The evolution of the three prevalent sublineages of the European swine influenza viruses is schematically depicted in Fig. 3.
Evolution of three prevalent sublineages of European swine influenza viruses
6.5 Other Reassortant Swine Influenza Viruses Isolated in Europe
Sooner or later co-circulation of two or more influenza virus types within a population leads to reassortant viruses, but such reassortants may have little chance to replace either parent virus. The three prevalent European swine influenza viruses gave rise to three groups of reassortants. The first group comprises reassortants of seasonal human H3N2 and swine influenza viruses (Fig. 4). The strains A/swine/Potsdam/35/1982, A/swine/Karrenzien/2/1987, and A/swine/Leipzig/145/1992 (Schrader and Süss 2004) are examples of swine H3N2 viruses which emerged independently of each other in Germany. They have the six internal gene segments of avian-like H1N1 swine viruses and human HA and NA genes. These genes, however, branch independently of A/swine/Gent/1/1984-like viruses in phylogenetic trees (compare Fig. 2c, d) and are evidence of repeated 2 + 6 reassortments in pigs. Although only partial sequence data are available, further strains e.g., A/swine/Jena/3765/1989 (H3N2), A/swine/Leipzig/663/1992 (H3N2), and A/swine/Leipzig/318/1993 (H3N2), belong to this group and indicate that such reassortants may have circulated for 2–3 years. The second group of reassortants emerged in Italy. The preliminary characterization revealed a 7 + 1 reassortment between human H3N2 and swine H1N2 influenza viruses. These viruses have a neuraminidase gene of seasonal H3N2 viruses and seven segments (HA, internal genes) of human-like swine H1N2 viruses (Chiapponi et al. 2007). They circulated in Italy between 2003 and 2006.
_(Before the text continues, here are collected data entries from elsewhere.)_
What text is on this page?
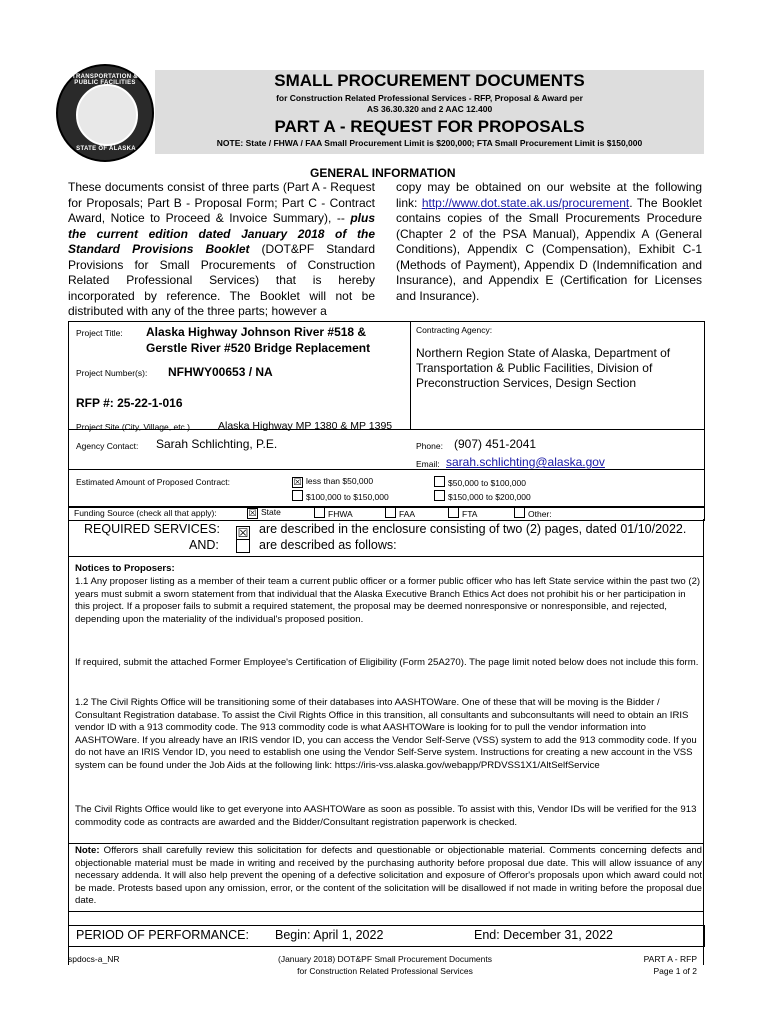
TRANSPORTATION & PUBLIC FACILITIES
STATE OF ALASKA
SMALL PROCUREMENT DOCUMENTS
for Construction Related Professional Services - RFP, Proposal & Award per
AS 36.30.320 and 2 AAC 12.400
PART A - REQUEST FOR PROPOSALS
NOTE: State / FHWA / FAA Small Procurement Limit is $200,000; FTA Small Procurement Limit is $150,000
GENERAL INFORMATION
These documents consist of three parts (Part A - Request for Proposals; Part B - Proposal Form; Part C - Contract Award, Notice to Proceed & Invoice Summary), -- plus the current edition dated January 2018 of the Standard Provisions Booklet (DOT&PF Standard Provisions for Small Procurements of Construction Related Professional Services) that is hereby incorporated by reference. The Booklet will not be distributed with any of the three parts; however a
copy may be obtained on our website at the following link: http://www.dot.state.ak.us/procurement. The Booklet contains copies of the Small Procurements Procedure (Chapter 2 of the PSA Manual), Appendix A (General Conditions), Appendix C (Compensation), Exhibit C-1 (Methods of Payment), Appendix D (Indemnification and Insurance), and Appendix E (Certification for Licenses and Insurance).
Project Title: Alaska Highway Johnson River #518 &
Gerstle River #520 Bridge Replacement
Project Number(s): NFHWY00653 / NA
RFP #: 25-22-1-016
Contracting Agency:
Northern Region State of Alaska, Department of
Transportation & Public Facilities, Division of
Preconstruction Services, Design Section
Project Site (City, Village, etc.)	Alaska Highway MP 1380 & MP 1395
Agency Contact: Sarah Schlichting, P.E.	Phone: (907) 451-2041
Email: sarah.schlichting@alaska.gov
Estimated Amount of Proposed Contract:	☒ less than $50,000	$50,000 to $100,000
$100,000 to $150,000	$150,000 to $200,000
Funding Source (check all that apply):	☒ State	FHWA	FAA	FTA	Other:
REQUIRED SERVICES: ☒ are described in the enclosure consisting of two (2) pages, dated 01/10/2022.
AND:	are described as follows:
Notices to Proposers:
1.1 Any proposer listing as a member of their team a current public officer or a former public officer who has left State service within the past two (2) years must submit a sworn statement from that individual that the Alaska Executive Branch Ethics Act does not prohibit his or her participation in this project. If a proposer fails to submit a required statement, the proposal may be deemed nonresponsive or nonresponsible, and rejected, depending upon the materiality of the individual's proposed position.
If required, submit the attached Former Employee's Certification of Eligibility (Form 25A270). The page limit noted below does not include this form.
1.2 The Civil Rights Office will be transitioning some of their databases into AASHTOWare. One of these that will be moving is the Bidder / Consultant Registration database. To assist the Civil Rights Office in this transition, all consultants and subconsultants will need to obtain an IRIS vendor ID with a 913 commodity code. The 913 commodity code is what AASHTOWare is looking for to pull the vendor information into AASHTOWare. If you already have an IRIS vendor ID, you can access the Vendor Self-Serve (VSS) system to add the 913 commodity code. If you do not have an IRIS Vendor ID, you need to establish one using the Vendor Self-Serve system. Instructions for creating a new account in the VSS system can be found under the Job Aids at the following link: https://iris-vss.alaska.gov/webapp/PRDVSS1X1/AltSelfService
The Civil Rights Office would like to get everyone into AASHTOWare as soon as possible. To assist with this, Vendor IDs will be verified for the 913 commodity code as contracts are awarded and the Bidder/Consultant registration paperwork is checked.
Note: Offerors shall carefully review this solicitation for defects and questionable or objectionable material. Comments concerning defects and objectionable material must be made in writing and received by the purchasing authority before proposal due date. This will allow issuance of any necessary addenda. It will also help prevent the opening of a defective solicitation and exposure of Offeror's proposals upon which award could not be made. Protests based upon any omission, error, or the content of the solicitation will be disallowed if not made in writing before the proposal due date.
PERIOD OF PERFORMANCE: Begin: April 1, 2022	End: December 31, 2022
spdocs-a_NR	(January 2018) DOT&PF Small Procurement Documents
for Construction Related Professional Services
PART A - RFP
Page 1 of 2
Three groups of reassortant swine influenza viruses emerged in Europe. a 6 + 2 reassortants of avian-like swine H1N1 and human H3N2 influenza viruses. b 7 + 1 reassortants of human-like swine H1N2 and human H3N2 viruses. c Six different reassortants of the three prevalent European swine influenza virus lineages. The prevalent swine influenza virus lineages are boxed with bold lines. Filled circles (•) indicate the availability of complete sequence data in the GenBank, filled diamonds (◆) indicate partial sequence data. * Strains designations follow those of Franck et al. (2007); these strains were renamed when their sequences were deposited in the GenBank
The third group comprises reassortants between the prevalent sublineages of European swine influenza viruses. The three sublineages allow six HA/NA combinations and all of them have been detected in recent years. The compilation of Fig. 4 illustrates that several of these reassortments occurred repeatedly at different places and times: Some of the reassortants were published (Gourreau et al. 1994; Balint et al. 2009; Zell et al. 2008a, b), for others only preliminary reports are available (Chiapponi et al. 2007; Franck et al. 2007; Hjulsager et al. 2006). Such reassortants do not constitute antigenic shift mutants and failed to establish persistent stable infection chains yet.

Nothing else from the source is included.